1.10.10

El último trago

Y a mí qué carajo me importaba cuánta heroína pudiese fumar aquel señor. Yo sabía que cada vez que subía allí y se vestía de sombra y humo, todo lo que tenía dentro lo soltaba. Jamás abrió los ojos. Apretaba los labios sobre la boquilla de aquel saxofón, por encima de la pajarita, y soplaba hasta que licuaba el alma al otro lado del instrumento. Menudo hijo de la gran puta.

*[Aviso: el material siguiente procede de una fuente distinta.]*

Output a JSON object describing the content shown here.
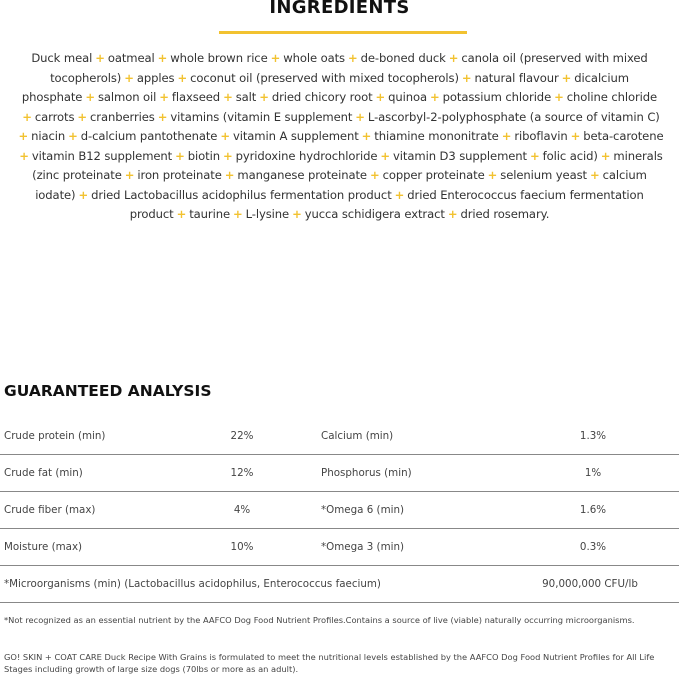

Los muchachos y yo lo observábamos con los ojos y con un vaso de whisky en las manos, como debe ser. Y dejábamos que aquellos graves nos meciesen. Y que aquellas cimas de agudos intensos y disparatados nos preocupasen. Aquello era una paliza para los sentidos. Una alarma de incendios en una habitación sin ventanas. El llanto de una mujer que ahora sí no llora por ninguna tontería. Aquel hombre lo contaba todo sin abrir jamás la boca. Ni una palabra. Ni siquiera cuando se sentaba al final de la función en aquel rincón. La camarera le llevaba su bebida y él bebía. Nadie le podía molestar. Dicen que estuvo siempre tan drogado que no hubiera entendido su mismo idioma. Una noche nos quedamos hasta que salió la camarera. Entonces la asaltamos en la puerta y se lo preguntamos. Ella nos lo contó. Sin haberle visto los ojos nunca, siempre respondía: gracias, hija, este puede ser el último trago.